Wherever I go on the Internet lately, I seem to keep bumping into the same person. It’s just like real life, really. You know how it is when you see someone you know slightly while visiting the shops and then come across her the following day at the cinema and then a few days later, find yourself sitting next to her in a coffee shop? Sometimes it almost seems as though you’re being stalked. This is how I am beginning to feel about Alison Sauer. Whether I am reading the online version of the Times Educational Supplement, browsing some forum or even reading my daily paper, there she is; touting for business. The woman is indefatigable and one wonders if she prowls the streets of Barnoldswick wearing sandwich-boards and crying, ‘Get your personalised education here! Flexi-schooling, special rates!’
I most recently came across Alison while reading an article in the Daily Telegraph which was published online. It may be seen here and Alison’s comment is the twelfth down:
http://www.telegraph.co.uk/education/educationnews/9553764/Ofsted-mixed-ability-classes-a-curse-on-bright-pupils.html
I followed the link to her company to see how things are developing there lately and two things struck me. The first was the testimonials from satisfied customers. The London Borough of Newham, for example, find her courses, ‘Very well facilitated - interesting, informative and food for thought’ I’m not entirely sure what they mean by ‘facilitated’, but at any rate they seem pleased with her. These recommendations put me in mind of the sort of things you see in advertisements for patent medicines or lucky charms on the back pages of certain magazines. You know the sort of thing, ‘Mrs BD of Giggleswick says, “Since I have followed Alison’s system, I am no longer troubled by litigious home educators and my health is a million times better. Thank you Alison and SC Education, you have been a life saver!”’

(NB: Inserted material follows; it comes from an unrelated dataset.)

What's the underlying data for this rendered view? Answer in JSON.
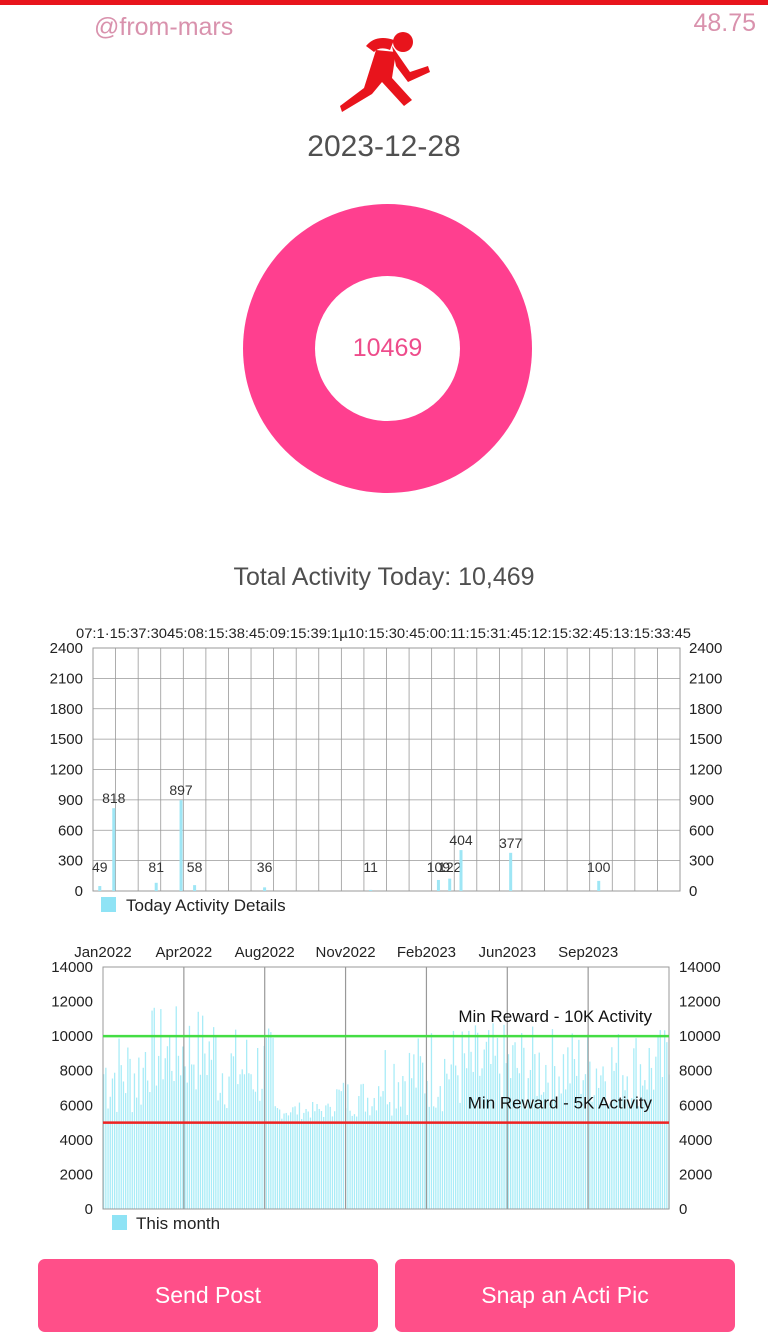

The other thing that struck me about the website, and I find this truly extraordinary, is Alison’s personal account of herself. She says:
Born in Yorkshire and educated in the North of England, Alison Sauer has worked for herself providing training and consultancy services to business, local authorities, educators and charities for over 20 years.
Alison is a director of The Sauer Consultancy Limited, a company which has been providing training and consultancy in home education to local authorities for more than eight years.
She has been involved in a number of consultations on home education including the consultations for the Scottish Guidance on Home Education, Children Missing from Education and most recently, the Badman Review and its subsequent analysis by the House of Commons Education Select Committee. In addition, she has advised and participated in a number of home education research projects and studies.
Alison is a member of the Centre for Personalised Education Trust (CPE-PEN), a think-tank organisation whose members include academics and teachers from both state and private schools. Working alongside CPE-PEN, one of Alison's current projects aims to improve the availability of flexischooling in state schools. This project involves networking with flexischooling headteachers, parents and local authorities, raising awareness of flexischooling, and analysing the flexischooling schemes currently operating.
In the past, she has represented voluntary organisations and been called upon as a home education expert for newspapers, radio and television. She has also written for ACE (Advisory Centre for Education) on home education issues.
Alison is a passionate believer in good organisation, communication and networking and endeavours through offering professional development workshops and courses to improve the skills of many organisations in both the public and the private sector.
What’s missing from this picture, boys and girls? Yes, that’s right; no mention at of the fact that she is herself a home educator! This is an odd omission. Of all the things that I have done in my life, I am proudest of all of having educated my daughter. When I wrote an academic book on the subject of home education, I made sure that this was mentioned in the blurb. I cannot imagine airbrushing it from my personal history in the way that Alison has done; anybody would think that she is ashamed of being a home educator! I think the explanation lies in the fact that, as I have remarked before, she likes to run with the fox and hunt with the hounds. Many local authorities are a little suspicious of home educators and if she represented herself as one, it might put the punters off. So when talking to other parents, she is happy to admit to not sending young Johannes to school. Dealing with local authorities though, he becomes an embarrassment; something to be hidden away metaphorically, like the kids in Flowers in the Attic.